Todos los desastres de estimación empiezan igual: alguien puso en el plan una línea que decía «Desarrollo» y le asignó tres meses. La EDT —estructura de descomposición del trabajo, WBS en inglés— existe para que eso no pase: es el ejercicio de trocear el proyecto completo en piezas lo bastante pequeñas como para poder estimarlas, asignarlas y verificarlas.
Qué es exactamente una EDT
Un árbol. Arriba, el proyecto entero. En el segundo nivel, sus grandes bloques —fases o entregables principales—. Debajo de cada bloque, sus componentes, y así hasta llegar a los paquetes de trabajo: piezas que una persona o un equipo pequeño puede completar en días, no en meses.
La regla que lo cambia todo: la EDT descompone entregables, no actividades. Cada caja responde a «¿qué habrá terminado?», no a «¿qué estaremos haciendo?». «Manual de usuario publicado» es una caja de EDT; «documentar» es una nebulosa.
La regla del 100%
La suma de las cajas hijas tiene que ser exactamente el trabajo de la caja madre: ni más, ni menos. Todo lo que el proyecto va a producir está en el árbol, incluida la gestión del propio proyecto, que siempre se olvida y siempre consume un 10-15% del esfuerzo.
El contrapunto: lo que no está en la EDT, no existe. Por eso es también tu mejor defensa contra el alcance fantasma — cuando alguien pida «una cosita más», la pregunta es en qué caja va y qué cuesta.
Cómo construirla en la práctica
Reúne a quien va a hacer el trabajo, no solo a quien lo va a planificar. Empieza por los entregables del acta de constitución y desciende nivel a nivel preguntando siempre lo mismo: «¿de qué se compone esto?».
Para en el nivel del paquete de trabajo. La referencia clásica es la regla 8-80: ningún paquete de menos de 8 horas (microgestión) ni de más de 80 (nebulosa). Si una caja no se puede estimar con confianza, aún no has llegado al fondo: sigue troceando.
Y resiste la tentación de convertir la EDT en cronograma. La EDT dice qué; las fechas y el orden vienen después, cuando conviertas los paquetes en tareas de tu cronograma con sus dependencias.
El ejemplo de dos minutos
Proyecto: lanzar una tienda online. Nivel 2: catálogo de productos, plataforma web, logística, marketing de lanzamiento y gestión del proyecto.

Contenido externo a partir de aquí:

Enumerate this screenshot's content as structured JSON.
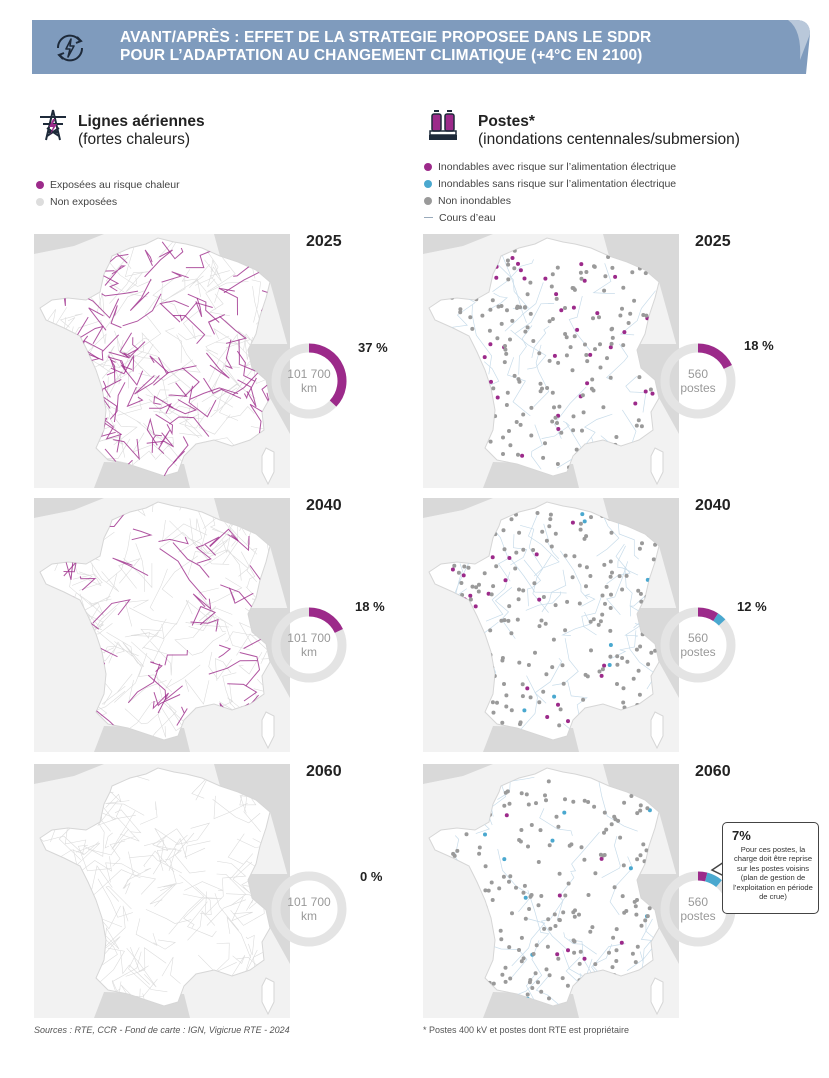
{
  "banner": {
    "title_line1": "AVANT/APRÈS : EFFET DE LA STRATEGIE PROPOSEE DANS LE SDDR",
    "title_line2": "POUR L’ADAPTATION AU CHANGEMENT CLIMATIQUE (+4°C EN 2100)",
    "color": "#7f9bbd",
    "icon": "lightning-cycle-icon"
  },
  "left": {
    "icon": "pylon-icon",
    "title": "Lignes aériennes",
    "subtitle": "(fortes chaleurs)",
    "legend": [
      {
        "label": "Exposées au risque chaleur",
        "color": "#9c2a8a"
      },
      {
        "label": "Non exposées",
        "color": "#dddddd"
      }
    ],
    "total_label_line1": "101 700",
    "total_label_line2": "km",
    "panels": [
      {
        "year": "2025",
        "pct_label": "37 %",
        "exposed_fraction": 0.37
      },
      {
        "year": "2040",
        "pct_label": "18 %",
        "exposed_fraction": 0.18
      },
      {
        "year": "2060",
        "pct_label": "0 %",
        "exposed_fraction": 0.0
      }
    ]
  },
  "right": {
    "icon": "substation-icon",
    "title": "Postes*",
    "subtitle": "(inondations centennales/submersion)",
    "legend": [
      {
        "label": "Inondables avec risque sur l’alimentation électrique",
        "color": "#9c2a8a",
        "kind": "dot"
      },
      {
        "label": "Inondables sans risque sur l’alimentation électrique",
        "color": "#4aa8cf",
        "kind": "dot"
      },
      {
        "label": "Non inondables",
        "color": "#9a9a9a",
        "kind": "dot"
      },
      {
        "label": "Cours d’eau",
        "color": "#a9bfd0",
        "kind": "line"
      }
    ],
    "total_label_line1": "560",
    "total_label_line2": "postes",
    "panels": [
      {
        "year": "2025",
        "pct_label": "18 %",
        "risk_fraction": 0.18,
        "norisk_fraction": 0.0
      },
      {
        "year": "2040",
        "pct_label": "12 %",
        "risk_fraction": 0.09,
        "norisk_fraction": 0.04
      },
      {
        "year": "2060",
        "pct_label": "",
        "risk_fraction": 0.04,
        "norisk_fraction": 0.07
      }
    ],
    "callout": {
      "pct": "7%",
      "text": "Pour ces postes, la charge doit être reprise sur les postes voisins (plan de gestion de l’exploitation en période de crue)"
    }
  },
  "footer": {
    "sources": "Sources : RTE, CCR - Fond de carte : IGN, Vigicrue RTE - 2024",
    "note": "* Postes 400 kV et postes dont RTE est propriétaire"
  },
  "colors": {
    "risk": "#9c2a8a",
    "norisk": "#4aa8cf",
    "neutral": "#9a9a9a",
    "track": "#e4e4e4",
    "land": "#ffffff",
    "sea": "#f2f2f2",
    "foreign": "#d9d9d9"
  }
}
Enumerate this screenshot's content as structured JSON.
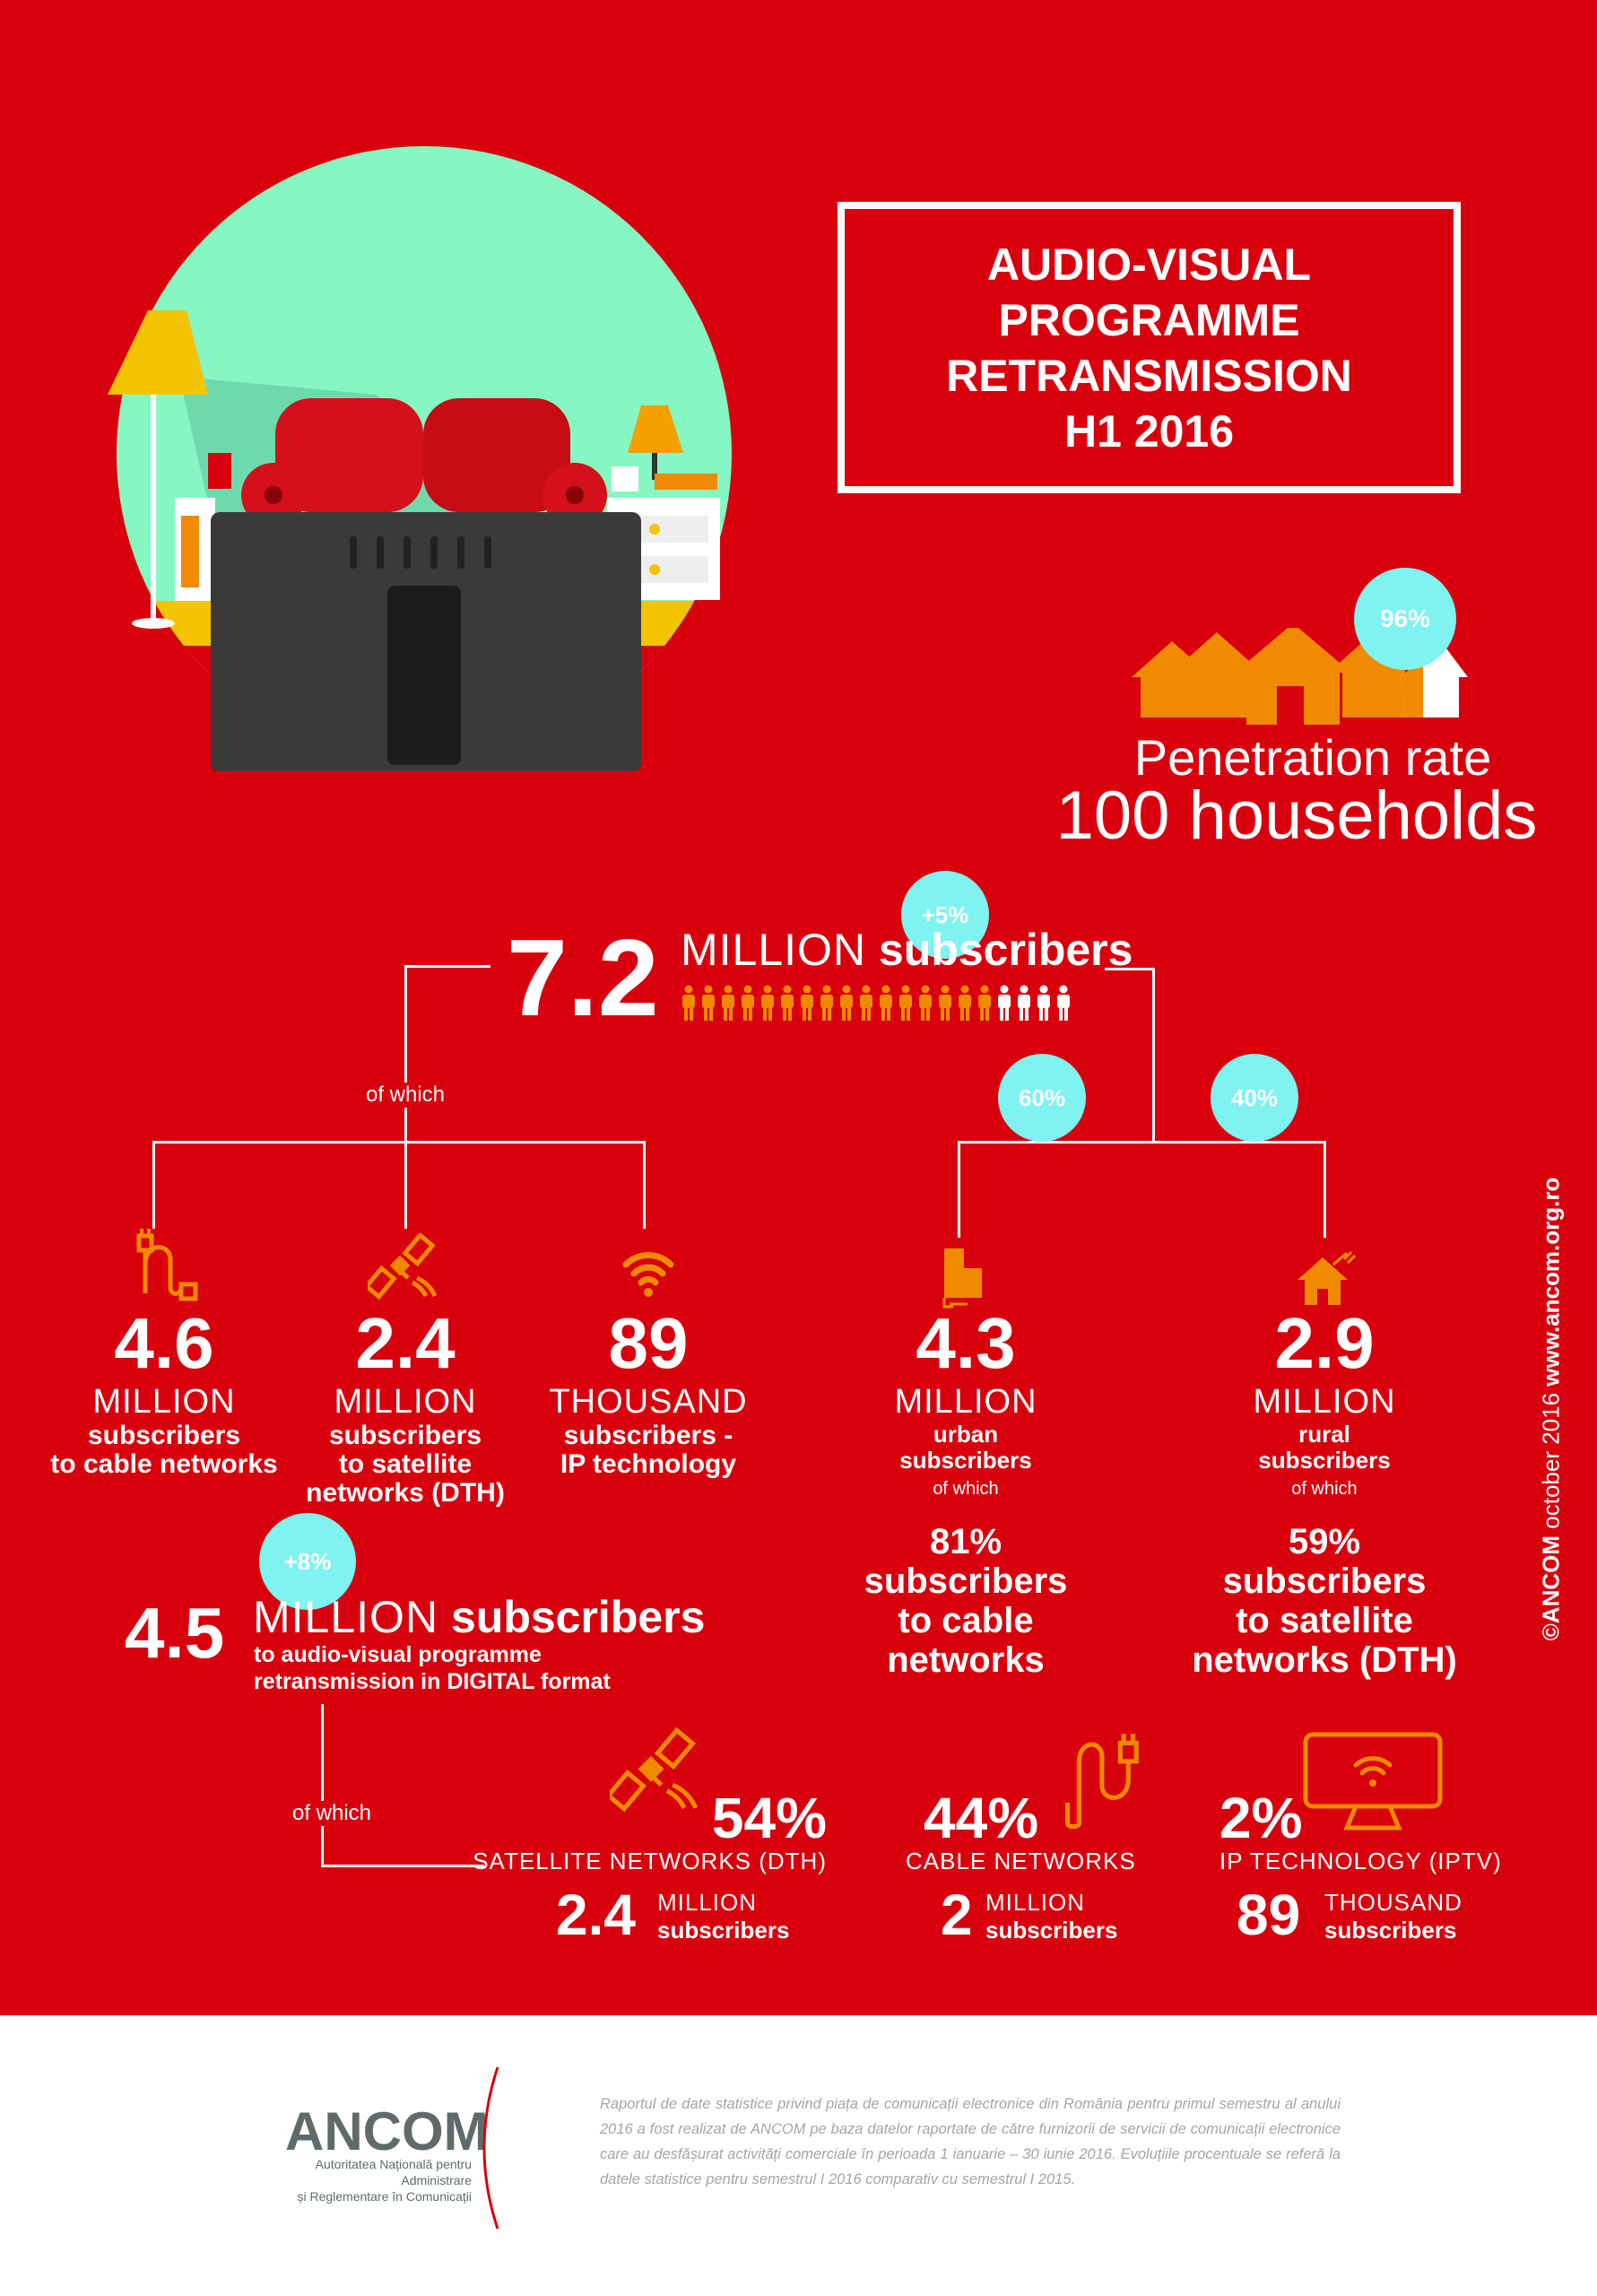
{
  "title": {
    "lines": [
      "AUDIO-VISUAL",
      "PROGRAMME",
      "RETRANSMISSION",
      "H1 2016"
    ]
  },
  "penetration": {
    "badge": "96%",
    "label": "Penetration rate",
    "value": "100 households",
    "fraction": 0.96
  },
  "total": {
    "badge": "+5%",
    "number": "7.2",
    "unit": "MILLION",
    "suffix": "subscribers",
    "people_total": 20,
    "people_highlighted": 16
  },
  "of_which": "of which",
  "split": {
    "urban_badge": "60%",
    "rural_badge": "40%"
  },
  "columns": [
    {
      "icon": "cable-plug-icon",
      "number": "4.6",
      "unit": "MILLION",
      "lines": [
        "subscribers",
        "to cable networks"
      ]
    },
    {
      "icon": "satellite-icon",
      "number": "2.4",
      "unit": "MILLION",
      "lines": [
        "subscribers",
        "to satellite",
        "networks (DTH)"
      ]
    },
    {
      "icon": "wifi-icon",
      "number": "89",
      "unit": "THOUSAND",
      "lines": [
        "subscribers -",
        "IP technology"
      ]
    },
    {
      "icon": "building-icon",
      "number": "4.3",
      "unit": "MILLION",
      "lines": [
        "urban",
        "subscribers"
      ],
      "of_which": "of which",
      "pct": "81%",
      "pct_lines": [
        "subscribers",
        "to cable",
        "networks"
      ]
    },
    {
      "icon": "rural-house-icon",
      "number": "2.9",
      "unit": "MILLION",
      "lines": [
        "rural",
        "subscribers"
      ],
      "of_which": "of which",
      "pct": "59%",
      "pct_lines": [
        "subscribers",
        "to satellite",
        "networks (DTH)"
      ]
    }
  ],
  "digital": {
    "badge": "+8%",
    "number": "4.5",
    "unit": "MILLION",
    "suffix": "subscribers",
    "lines": [
      "to audio-visual programme",
      "retransmission in DIGITAL format"
    ],
    "of_which": "of which"
  },
  "breakdown": [
    {
      "pct": "54%",
      "label": "SATELLITE NETWORKS (DTH)",
      "number": "2.4",
      "unit": "MILLION",
      "sub": "subscribers"
    },
    {
      "pct": "44%",
      "label": "CABLE NETWORKS",
      "number": "2",
      "unit": "MILLION",
      "sub": "subscribers"
    },
    {
      "pct": "2%",
      "label": "IP TECHNOLOGY (IPTV)",
      "number": "89",
      "unit": "THOUSAND",
      "sub": "subscribers"
    }
  ],
  "credit": {
    "prefix": "©ANCOM",
    "date": "october 2016",
    "url": "www.ancom.org.ro"
  },
  "footer": {
    "logo": "ANCOM",
    "logo_sub": [
      "Autoritatea Națională pentru Administrare",
      "și Reglementare în Comunicații"
    ],
    "text": "Raportul de date statistice privind piața de comunicații electronice din România pentru primul semestru al anului 2016 a fost realizat de ANCOM pe baza datelor raportate de către furnizorii de servicii de comunicații electronice care au desfășurat activități comerciale în perioada 1 ianuarie – 30 iunie 2016. Evoluțiile procentuale se referă la datele statistice pentru semestrul I 2016 comparativ cu semestrul I 2015."
  },
  "colors": {
    "background": "#d9000d",
    "accent": "#f08a00",
    "badge": "#7ff3f0",
    "illustration": "#86f7c3"
  }
}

«Plataforma web» se descompone en: diseño aprobado, tienda configurada, pasarela de pago integrada, migración de datos y pruebas de carga superadas. Cada una de esas piezas se puede estimar, asignar y dar por terminada sin ambigüedad. Compara con la línea «Desarrollo web — 3 meses»: esa es exactamente la diferencia que la EDT compra.
Los errores que se repiten
Descomponer por departamentos. «Parte de marketing, parte de IT» no es una EDT: es un organigrama disfrazado. Los entregables cruzan departamentos, y el árbol debe seguir al producto.
Detallar todo el proyecto al máximo el primer día. Las fases lejanas pueden quedarse en nivel 2 y descomponerse cuando se acerquen: se llama planificación por oleadas y es la manera honesta de tratar la incertidumbre.
Hacerla en solitario. Una EDT de despacho se deja fuera un tercio del trabajo real. La sesión con el equipo es el 80% del valor del ejercicio — igual que pasa con la matriz RACI.
Preguntas frecuentes
¿Cuántos niveles debe tener una EDT?
Los que hagan falta para llegar a paquetes de 8-80 horas: normalmente 3 o 4. Más de 5 niveles en un proyecto normal suele ser señal de microgestión, no de rigor.
¿La EDT sirve en proyectos ágiles?
Su espíritu vive en el backlog: épicas que se rompen en historias son descomposición pura. La diferencia es que el backlog se descompone justo a tiempo y por valor, no todo por adelantado. Para un híbrido, EDT de alto nivel más backlog detallado por fase funciona muy bien.
¿EDT y cronograma no son lo mismo?
No: la EDT define el trabajo (qué) y el cronograma lo ordena en el tiempo (cuándo y en qué orden). Confundirlos es la razón de que tantos cronogramas tengan tareas que nadie sabe qué significan.